Pour mieux protéger et promouvoir la pratique, le fondateur de l’établissement s’en donne à cœur joie.
Le collège privé Frantz Fanon situé en face de la chapelle Kondengui est au centre de graves tribulations. La torture physique et morale des élèves, l’agression des parents, le harcèlement sexuel et les multiples caprices des enseignants sont les menus insipides de chaque jour.
Dans les classes d’examen, les professeurs à l’instar de celui de philosophie viennent à l’établissement pour dispenser les cours pendant leurs rares moments de lucidité. Une bande de roublards qui a fait le tour des établissements de la capitale, tous reconnus comme de pervers Don juan qui octroient des points aux élèves, particulièrement aux filles, en fonction de leurs prouesses sexuelles.
Le fondateur lui-même ne cacherait pas ses liaisons vénusiennes avec la pulpeuse responsable de la coopérative qui réclamerait désormais droit et considération comme une épouse légitime. Ne dit-on pas qu’elle aurait refusé de s’acquitter des frais des dossiers d’examen en demandant avec désinvolture à l’économe de s’adresser au fondateur dont elle n’a aucun lien de parenté ?
Frantz Fanon ressemble à une boutique familiale dans laquelle chaque membre peut quand il veut, fixer les prix des marchandises au gré des ses humeurs. La maman, l’épouse, les frères et les sœurs de monsieur Essomba désigné comme fondateur du collège, se réservent le droit de réclamer la scolarité et même de renvoyer les élèves, dans un cafouillage qui relève d’une bataille autour d’un héritage commun.
Le retard d’un élève même pour quelques secondes, lui vaut une punition qui le contraint à ramper, le ventre à même le sol, sur une distance minimale de 100 mètres, et une exclusion de cours pour toute une journée. Ciel ! Une décision que tout le monde peut prendre, du fondateur au portier, en passant par le surveillant général, véritable étourneau, manipulé par ses camarades dont nous taisons le nom par charité chrétienne.
Imposture
Le règlement intérieur impose que les élèves ne puissent se ravitailler que dans la cantine insalubre de l’une des sœurs du fondateur. Toute violation à cette consigne est synonyme de représailles. Toutes formes de contestation des parents, si pacifiques soient-elles, sont considérées comme un crime et généralement suivies d’agression. Le fondateur lui-même ne se privant pas de les molester quand il ne fait pas recours aux gros bras…
Les garçons soupçonnés de jouer aux séducteurs, sont ciblés pas des punitions arbitraires dissuasives, tandis que les filles qui ne veulent pas se salir en allant avec tout le monde sont confrontées à une séquestration morale. Aucun jour ne passe sans qu’un événement insolite ne vienne marquer la vie de l’établissement.

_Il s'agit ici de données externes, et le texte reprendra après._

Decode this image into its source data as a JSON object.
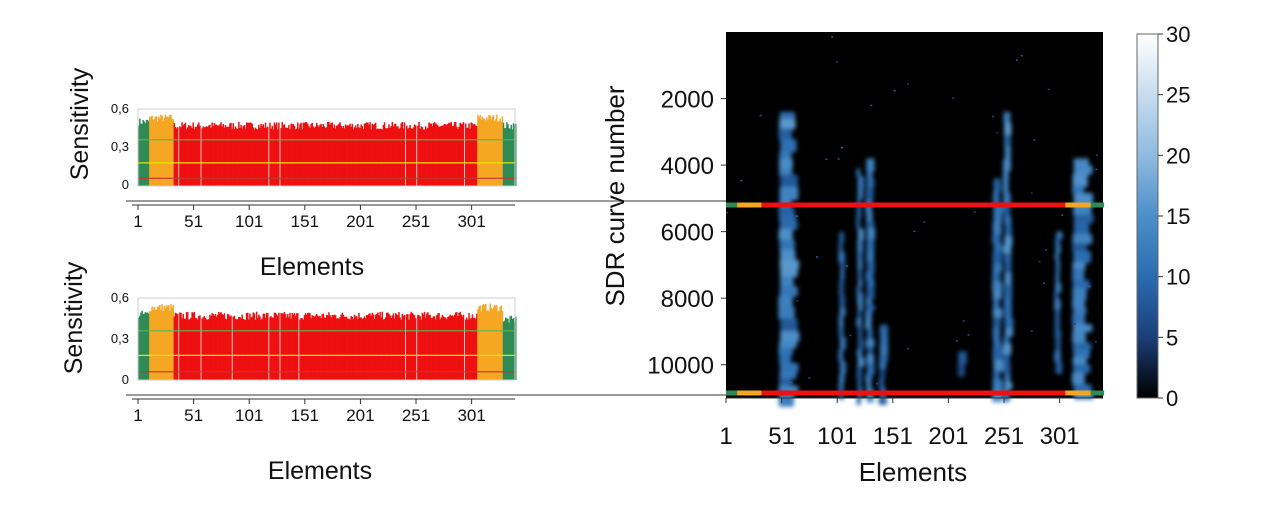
{
  "figure": {
    "connector_color": "#9a9a9a"
  },
  "chart_data": [
    {
      "type": "bar",
      "subtype": "sensitivity-histogram",
      "ylabel": "Sensitivity",
      "xlabel": "Elements",
      "ylim": [
        0,
        0.6
      ],
      "yticks": [
        "0",
        "0,3",
        "0,6"
      ],
      "xticks": [
        "1",
        "51",
        "101",
        "151",
        "201",
        "251",
        "301"
      ],
      "xtick_values": [
        1,
        51,
        101,
        151,
        201,
        251,
        301
      ],
      "xlim": [
        1,
        340
      ],
      "reference_lines": [
        {
          "value": 0.06,
          "color": "#c0392b"
        },
        {
          "value": 0.18,
          "color": "#e5e500"
        },
        {
          "value": 0.36,
          "color": "#5ab552"
        }
      ],
      "zones": [
        {
          "from": 1,
          "to": 10,
          "color": "#2e8b57",
          "level": 0.5
        },
        {
          "from": 11,
          "to": 32,
          "color": "#f5a623",
          "level": 0.53
        },
        {
          "from": 33,
          "to": 305,
          "color": "#ee1111",
          "level": 0.47
        },
        {
          "from": 306,
          "to": 328,
          "color": "#f5a623",
          "level": 0.53
        },
        {
          "from": 329,
          "to": 340,
          "color": "#2e8b57",
          "level": 0.47
        }
      ],
      "gaps": [
        37,
        57,
        118,
        128,
        241,
        251,
        294
      ]
    },
    {
      "type": "bar",
      "subtype": "sensitivity-histogram",
      "ylabel": "Sensitivity",
      "xlabel": "Elements",
      "ylim": [
        0,
        0.6
      ],
      "yticks": [
        "0",
        "0,3",
        "0,6"
      ],
      "xticks": [
        "1",
        "51",
        "101",
        "151",
        "201",
        "251",
        "301"
      ],
      "xtick_values": [
        1,
        51,
        101,
        151,
        201,
        251,
        301
      ],
      "xlim": [
        1,
        340
      ],
      "reference_lines": [
        {
          "value": 0.06,
          "color": "#c0392b"
        },
        {
          "value": 0.18,
          "color": "#e5e500"
        },
        {
          "value": 0.36,
          "color": "#5ab552"
        }
      ],
      "zones": [
        {
          "from": 1,
          "to": 10,
          "color": "#2e8b57",
          "level": 0.48
        },
        {
          "from": 11,
          "to": 32,
          "color": "#f5a623",
          "level": 0.53
        },
        {
          "from": 33,
          "to": 305,
          "color": "#ee1111",
          "level": 0.47
        },
        {
          "from": 306,
          "to": 328,
          "color": "#f5a623",
          "level": 0.53
        },
        {
          "from": 329,
          "to": 340,
          "color": "#2e8b57",
          "level": 0.44
        }
      ],
      "gaps": [
        37,
        57,
        85,
        118,
        128,
        145,
        241,
        251,
        294
      ]
    },
    {
      "type": "heatmap",
      "xlabel": "Elements",
      "ylabel": "SDR curve number",
      "xticks": [
        "1",
        "51",
        "101",
        "151",
        "201",
        "251",
        "301"
      ],
      "xtick_values": [
        1,
        51,
        101,
        151,
        201,
        251,
        301
      ],
      "xlim": [
        1,
        340
      ],
      "yticks": [
        "2000",
        "4000",
        "6000",
        "8000",
        "10000"
      ],
      "ytick_values": [
        2000,
        4000,
        6000,
        8000,
        10000
      ],
      "ylim": [
        0,
        11000
      ],
      "colorbar": {
        "ticks": [
          "0",
          "5",
          "10",
          "15",
          "20",
          "25",
          "30"
        ],
        "tick_values": [
          0,
          5,
          10,
          15,
          20,
          25,
          30
        ],
        "range": [
          0,
          30
        ],
        "colors": [
          "#000000",
          "#1b3f77",
          "#2a6cb0",
          "#4d8fc9",
          "#8fbbe0",
          "#c7dcef",
          "#ffffff"
        ]
      },
      "background": "#000000",
      "highlight_rows": [
        {
          "curve": 5200,
          "color": "#ee1111"
        },
        {
          "curve": 10850,
          "color": "#ee1111"
        }
      ],
      "hotspot_columns": [
        {
          "from": 48,
          "to": 66,
          "start": 2400,
          "end": 11000,
          "level": 14
        },
        {
          "from": 102,
          "to": 108,
          "start": 6000,
          "end": 11000,
          "level": 12
        },
        {
          "from": 118,
          "to": 124,
          "start": 4100,
          "end": 11000,
          "level": 13
        },
        {
          "from": 126,
          "to": 134,
          "start": 3800,
          "end": 11000,
          "level": 13
        },
        {
          "from": 138,
          "to": 146,
          "start": 8800,
          "end": 11000,
          "level": 11
        },
        {
          "from": 208,
          "to": 216,
          "start": 9600,
          "end": 10300,
          "level": 9
        },
        {
          "from": 240,
          "to": 250,
          "start": 4400,
          "end": 11000,
          "level": 13
        },
        {
          "from": 250,
          "to": 258,
          "start": 2400,
          "end": 11000,
          "level": 14
        },
        {
          "from": 296,
          "to": 302,
          "start": 6000,
          "end": 10000,
          "level": 12
        },
        {
          "from": 312,
          "to": 330,
          "start": 3800,
          "end": 11000,
          "level": 14
        }
      ]
    }
  ]
}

L’anarchie et les abus d’autorité sont érigés en modes d’enseignements en violant flagrante des prescriptions ministérielles et de l’éthique de la pédagogie. Un comble de désordre planifié qu’aurait constaté Catherine Abena, Secrétaire d’Etat aux enseignements secondaires, de passage à Kondengui dans ce collège où tout le monde rame à contre courant des orientations du chef de l’Etat visant à responsabiliser la jeunesse en la protégeant des fléaux tels que la drogue, l’alcoolisme, la prostitution, l’homosexualité et le grand banditisme.
Affairisme
La gratification à tout vent des autorisations d’ouverture des établissements scolaires sans enquêtes de moralité approfondies a confié le destin de nos enfants aux dangereux affairistes sans scrupules et aux nébuleuses sources d’enrichissement.
Les établissements scolaires sont pour les prévaricateurs qui vandalisent les caisses de l’Etat, des réseaux de blanchissement d’argent, comme le sont les pharmacies et autres épiceries dont les méthodes de gestion n’exigent aucune rigueur morale. Le collège Frantz Fanon en est une parfaite illustration.
Il revient au ministère des enseignements secondaires, l’urgence de mener des enquêtes autour des obscénités ayant fait leur lit au sein de cet établissement et d’en tirer les conséquences. L’on ne peut parvenir à la concrétisation des grandes ambitions tant que la pègre continue de saboter l’instruction, d’étrangler l’éducation et de violer impunément les lois. A suivre.